This year is not my typical gardening year. In fact, it is totally different. For starters, we moved to a new house so the garden that I have worked so hard to create over the last five years is gone. I was thrilled to see that the new house has three raised beds already there, yippeeee! Due to moving and all the “fun” involved in that process, I have completely missed planting an early spring garden. The three raised beds were completely over run with weeds and looked like no one had taken care of them in years.
Another big change in my garden this year is that the garden only gets part sun. Many varieties of veggies and fruits require full sun so I knew from the beginning that I was going to have to make some changes. There is one part of the garden that gets almost full sun so that area is being reserved for tomatoes and strawberries because they are sun lovers. My garden this year will be considered “experimental” as many of the things I will be growing are new to me. I have been trying to educate myself about shade gardens and I have learned a lot already.
These are truly words to live by when creating a garden and trying to figure out what can go where. In the next post I am going to go over my garden layout and what I am planting where but first I wanted to add some more information about having a part shade garden. I am going to save discussing a full shade garden for another day because that can be pretty tricky with fruits and veggies.
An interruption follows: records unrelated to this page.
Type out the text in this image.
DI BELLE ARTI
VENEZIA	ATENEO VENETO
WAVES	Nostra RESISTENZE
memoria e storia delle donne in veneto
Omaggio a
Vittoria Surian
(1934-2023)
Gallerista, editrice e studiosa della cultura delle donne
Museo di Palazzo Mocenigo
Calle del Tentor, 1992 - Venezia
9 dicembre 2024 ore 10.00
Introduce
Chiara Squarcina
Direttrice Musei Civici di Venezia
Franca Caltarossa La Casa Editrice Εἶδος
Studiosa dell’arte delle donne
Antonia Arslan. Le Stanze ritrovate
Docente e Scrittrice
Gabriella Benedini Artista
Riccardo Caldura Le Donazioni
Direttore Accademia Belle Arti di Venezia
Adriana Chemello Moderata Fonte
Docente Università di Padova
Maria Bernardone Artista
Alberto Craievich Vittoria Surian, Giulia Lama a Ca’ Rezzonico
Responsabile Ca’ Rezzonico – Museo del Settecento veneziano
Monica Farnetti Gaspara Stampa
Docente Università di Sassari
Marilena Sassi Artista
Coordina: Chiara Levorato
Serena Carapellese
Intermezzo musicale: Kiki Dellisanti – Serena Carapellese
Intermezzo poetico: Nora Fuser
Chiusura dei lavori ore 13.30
What kind of shade does your garden get?
This is very important to consider because all shade is not created equal. Shade that results from trees hanging overhead is referred to as “dappled shade” vs. shade that results from a building or structure creating the shade. The significance of this is that shade that is created from trees often still lets through some light and may leave a garden looking shaded, but still be pretty bright. True partial shade gardening is certainly tougher than dealing with dappled shade. With that being said though, many wonderful gardens can be grown in part shade. If you are interested in creating more light in your garden you could certainly consider using reflective mulch or other reflective surfaces. At least for this year, I am just going to stick with more traditional gardening.
One of the things that is easy to overlook at you design your garden layout is that the amount of sun and shade that each part of your garden gets is going to change over the course of the season (depending on what type of shade you get). Make sure to take this into account as you plan your garden so that you are not disappointed with the results. This will be very important for me this year because I am planting a few things that actually prefer shade. Many leafy greens prefer cool spring time planting over summer planting because they can not tolerate the heat of the summer. These same greens can however be grown in the summer if they only receive a little bit of sun. If I plant these in an area that will eventually get more sun, then it is very unlikely that I will not get a good yield. I know it is boring and for me hard to remember to do, but spend a week or so tracking the amount of sun your garden gets. Write it down and then use this info to design the layout for your fruits and veggies. This little bit of work will help ensure that your garden has great yields.